Florida District Courts of Appeal, 2004

E.T. v. Department of Children & Family Services

E.T. v. Department of Children & Family Services
Florida District Courts of Appeal · Decided October 27, 2004 · Fulmer, Villanti, Whatley
887 So. 2d 418; 2004 Fla. App. LEXIS 15873 (Southern Reporter, Second Series)

E.T. v. Department of Children & Family Services

Opinion of the Court

WHATLEY, Judge.

The Mother, E.T., appeals the termination of her parental right to D.T. and B.T. We reverse.

*419The problem in this case is that the trial court failed to make any findings of fact or conclusions of law. The twelve-page final judgment terminating the Mother’s parental rights was submitted by counsel for the Department of Children and Family Services (DCF). It was signed by the trial court on the day it was submitted. The only changes were nonsubstantive. Perlow v. Berg-Perlow, 875 So.2d 383 (Fla. 2004), has cautioned against such conduct. See also Walker v. Walker, 873 So.2d 565 (Fla. 2d DCA2004).
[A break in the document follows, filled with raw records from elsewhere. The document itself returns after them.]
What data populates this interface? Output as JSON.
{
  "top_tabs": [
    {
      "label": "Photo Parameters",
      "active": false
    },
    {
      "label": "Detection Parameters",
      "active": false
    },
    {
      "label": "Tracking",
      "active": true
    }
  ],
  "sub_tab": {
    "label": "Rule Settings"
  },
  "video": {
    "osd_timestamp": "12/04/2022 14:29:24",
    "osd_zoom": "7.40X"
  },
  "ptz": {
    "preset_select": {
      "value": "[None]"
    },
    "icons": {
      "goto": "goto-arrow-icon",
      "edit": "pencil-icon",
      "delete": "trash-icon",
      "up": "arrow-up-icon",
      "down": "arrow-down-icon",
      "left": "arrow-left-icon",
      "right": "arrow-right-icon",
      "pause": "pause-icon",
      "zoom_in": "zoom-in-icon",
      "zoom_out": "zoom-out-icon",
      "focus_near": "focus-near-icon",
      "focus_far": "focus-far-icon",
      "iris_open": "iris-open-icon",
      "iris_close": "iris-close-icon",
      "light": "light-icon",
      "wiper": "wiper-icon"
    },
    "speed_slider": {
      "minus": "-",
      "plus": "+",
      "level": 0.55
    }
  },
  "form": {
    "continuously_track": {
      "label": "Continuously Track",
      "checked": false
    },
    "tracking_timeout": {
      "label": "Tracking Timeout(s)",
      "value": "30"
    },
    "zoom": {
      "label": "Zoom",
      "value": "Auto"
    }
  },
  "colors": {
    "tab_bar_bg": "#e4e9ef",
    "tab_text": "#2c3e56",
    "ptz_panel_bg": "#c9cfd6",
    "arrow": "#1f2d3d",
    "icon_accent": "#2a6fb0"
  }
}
DCF, in an attempt to distinguish Per-low, argues that Perlow only applies to family law matters and that the final judgment was only twelve pages in length.1 These assertions are rejected.

We take no position on the merits of this appeal but are compelled to reverse the final judgment and remand for a new hearing.

Reversed and remanded.

FULMER and VILLANTI, JJ„ Concur.

. In Perlow v. Berg-Perlow, 875 So.2d 383 (Fla. 2004), the final judgment was twenty-five pages.